Another issue that should not be overlook is the structure of the SMSF. If you are under an individual trustee SMSF structure and both you and your former spouse are the trustee, then you need to make sure when one leave, another person is add as an individual trustee.


Child Support

If you have a child / children with your former spouse and they are under 18, then the amount of child support is thing that you may need to consider as well. Usually the amount of child support is based on a formula. There are grounds that the calculation of the formula could be change, basically centre around the fact that the formula does not fairly reflect what should happen.
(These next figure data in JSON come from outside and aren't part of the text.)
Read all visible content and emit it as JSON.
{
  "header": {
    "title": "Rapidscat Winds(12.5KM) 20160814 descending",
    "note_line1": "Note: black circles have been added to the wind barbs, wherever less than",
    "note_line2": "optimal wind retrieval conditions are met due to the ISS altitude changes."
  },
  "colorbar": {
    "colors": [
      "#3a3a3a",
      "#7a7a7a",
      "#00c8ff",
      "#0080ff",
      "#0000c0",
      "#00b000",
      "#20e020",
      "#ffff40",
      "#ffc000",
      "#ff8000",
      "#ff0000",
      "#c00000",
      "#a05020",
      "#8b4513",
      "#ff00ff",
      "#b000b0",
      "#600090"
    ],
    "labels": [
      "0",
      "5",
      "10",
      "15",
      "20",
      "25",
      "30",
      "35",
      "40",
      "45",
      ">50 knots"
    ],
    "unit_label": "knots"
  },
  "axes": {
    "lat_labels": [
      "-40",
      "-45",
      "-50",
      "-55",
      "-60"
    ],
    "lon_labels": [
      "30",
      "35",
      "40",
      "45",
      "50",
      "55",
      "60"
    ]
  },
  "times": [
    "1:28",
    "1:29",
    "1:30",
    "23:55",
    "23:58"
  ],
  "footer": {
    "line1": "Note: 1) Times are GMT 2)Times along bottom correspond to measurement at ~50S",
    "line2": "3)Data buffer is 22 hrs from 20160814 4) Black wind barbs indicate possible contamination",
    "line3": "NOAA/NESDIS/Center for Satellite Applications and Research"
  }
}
For example, whether the child is educated in the way that is agreed by parents (if the child used to go to private school, then the amount of child support should be enough to continuous the same circumstance), whether there is any financial resource that is not capture by formula and whether the child have any current health issue.

If there is any unexpected issues happened after the certain rate or amount is agreed, the person with the kid is responsible for the payment. As a result, more and more people prefer to do a binding child support agreement that captures all of these other things. One of the most transparent and easiest way to manage this issue is to a create a joint account that both people put money into.


Last but not least, you should also pay attention to the length of time required for the whole process. Due to different reasons, such as court schedule, time to gather all information and tactics used by lawyers, the whole process could take 3-5 years and cost much more than you expect. Therefore, it is always good to seek advices and communicate with other party first to see if a satisfy solution or agreement could be reached.



This content is intended for general information in summary form on tax and legal matters at the time of first publication and is not intended to provide, and should not be relied upon in place of appropriate professional advice.  Please consult your tax, legal and accounting advisors before acting or relying on any content provided.